Research papers and popular science articles noting the ongoing decline in dementia risk have become a regular occurrence. Since dementia is driven in part by cardiovascular aging, it is tempting to suggest that this is a side-effect of the improvements in control over blood pressure and treatment of cardiovascular disease obtained in recent decades. From studies that have run the numbers, that incremental progress is as much due to reductions in smoking as it is to the deployment of successful medications such as statins. We do not yet live in an age in which medical technology has reliably outpaced lifestyle choice in the matter of aging and age-related disease. Interesting, those researchers who run the numbers on dementia suggest that improvements in cardiovascular health cannot explain all of the reduction in dementia risk.
Cardiovascular decline contributes to dementia in a number of ways. Firstly, capillary networks spread throughout tissues become less dense, and so less able to deliver sufficient nutrients and oxygen to cells. Declining fitness and heart failure achieve a similar outcome, in different ways. Blood vessels become less elastic with age, causing the increase in blood pressure known as hypertension. Blood vessel walls become compromised by the fatty plaques of atherosclerosis, initially seeded by an excessive inflammatory reaction to oxidized lipids in the bloodstream, but eventually growing to distort, narrow, and block blood vessels. The combination of increased blood pressure and weakened blood vessels is damaging to sensitive tissues, causing cell death and structural harm. In the brain, aging is accompanied by many tiny, silent strokes, each destroying a minuscule section of brain tissue - but it adds up over time.
Considering the damage done by the above processes, what might account for the missing benefits that do not arise from either slowing or compensating for cardiovascular degeneration in aging? Age-related dysfunction of the immune system might be a candidate. All neurodegenerative disease appears to have an inflammatory component, and the immune system of the central nervous system is arguably far more complex and far more involved in correct function of tissue than is the case elsewhere in the body. Further, better lifestyle choices and better control over infectious disease may well lead to, all other things being equal, a slower decline into immunosenescence. This is speculative thinking, however, and a thesis that would have to be proven from the data.
A recently released study indicates that dementia's impact might be compressing a bit. That is, people might be developing dementia later and living with it for a shorter period of time. In data from four different time periods over a period of 30 years, the mean age at dementia onset increased, while the length of time living with dementia decreased. Is it because prevention and care of stroke today is superior compared to decades ago? Stroke is a major risk factor for dementia.

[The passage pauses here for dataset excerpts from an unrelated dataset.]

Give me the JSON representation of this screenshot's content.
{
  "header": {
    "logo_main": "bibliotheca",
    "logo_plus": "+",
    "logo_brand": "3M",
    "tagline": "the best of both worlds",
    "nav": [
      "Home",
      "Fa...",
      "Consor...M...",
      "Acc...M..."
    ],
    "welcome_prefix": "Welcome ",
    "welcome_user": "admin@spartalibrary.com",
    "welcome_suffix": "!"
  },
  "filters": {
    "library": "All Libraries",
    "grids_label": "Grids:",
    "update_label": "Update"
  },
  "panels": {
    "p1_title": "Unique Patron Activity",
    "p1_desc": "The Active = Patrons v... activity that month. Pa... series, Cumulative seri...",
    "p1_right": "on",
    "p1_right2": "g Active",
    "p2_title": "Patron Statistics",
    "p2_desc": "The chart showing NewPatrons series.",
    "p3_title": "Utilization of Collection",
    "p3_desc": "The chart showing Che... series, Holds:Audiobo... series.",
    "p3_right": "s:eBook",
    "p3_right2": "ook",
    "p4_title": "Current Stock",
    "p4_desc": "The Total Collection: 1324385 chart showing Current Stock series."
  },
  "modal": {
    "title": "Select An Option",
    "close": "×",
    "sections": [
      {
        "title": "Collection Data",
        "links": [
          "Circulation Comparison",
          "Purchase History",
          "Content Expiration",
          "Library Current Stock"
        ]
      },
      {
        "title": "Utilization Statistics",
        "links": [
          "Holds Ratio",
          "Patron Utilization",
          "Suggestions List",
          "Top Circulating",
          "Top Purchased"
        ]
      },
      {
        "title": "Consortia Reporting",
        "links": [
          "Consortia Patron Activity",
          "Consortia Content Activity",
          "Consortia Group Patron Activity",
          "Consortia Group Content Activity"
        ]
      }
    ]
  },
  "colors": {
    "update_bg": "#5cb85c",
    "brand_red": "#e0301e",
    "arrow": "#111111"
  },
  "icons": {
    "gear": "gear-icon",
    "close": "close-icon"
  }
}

"Prevention of stroke and reduced impact of stroke are great advances, but neither completely explains the trend we are seeing. We are looking at other causes, such as lower burden of multiple infections because of vaccination, and possibly lower levels of lead or other pollutants in the atmosphere. Early education and nutrition might also play a role. Stroke risk has decreased because of greater control of blood pressure. In the past, if you had a stroke you were at 90 percent greater risk to develop dementia. Today, you have a 40 percent greater risk."
A total of 5,205 participants from the Framingham Original and Offspring cohorts were studied. Four epochs were considered from 1977-1984 to 2004-2008. Gender and education adjusted 5-year mortality risks were estimated using delayed entry Cox models with the earliest epoch as reference category. Stratified analyses by sex, education, and age were undertaken. A nested case control study of 317 dementia cases and 317 controls matched on age, gender and epoch was initiated.
In the whole sample, 5-year mortality risk has decreased with time, it was 33% lower in the last epoch compared to the earliest. In the 317 persons who developed dementia, age at onset increased (1.5 years/epoch), and years alive with dementia decreased (1 year/epoch) over time. We observed however, a decreased adjusted relative mortality risk (by 18%) in persons with dementia in 1986-1991 compared to 1977-1983 and no significant change from then to the latest epoch. The nested case control study suggested in matched controls that 5-year mortality relative risk had increased by 60% in the last epoch compared to Epoch 1.
In conclusion, in the Framingham Heart Study population, in the last 30 years, disease duration in persons with dementia has decreased. However, age-adjusted mortality risk has slightly decreased after 1977-1983. Consequences of such trends on dementia prevalence should be investigated.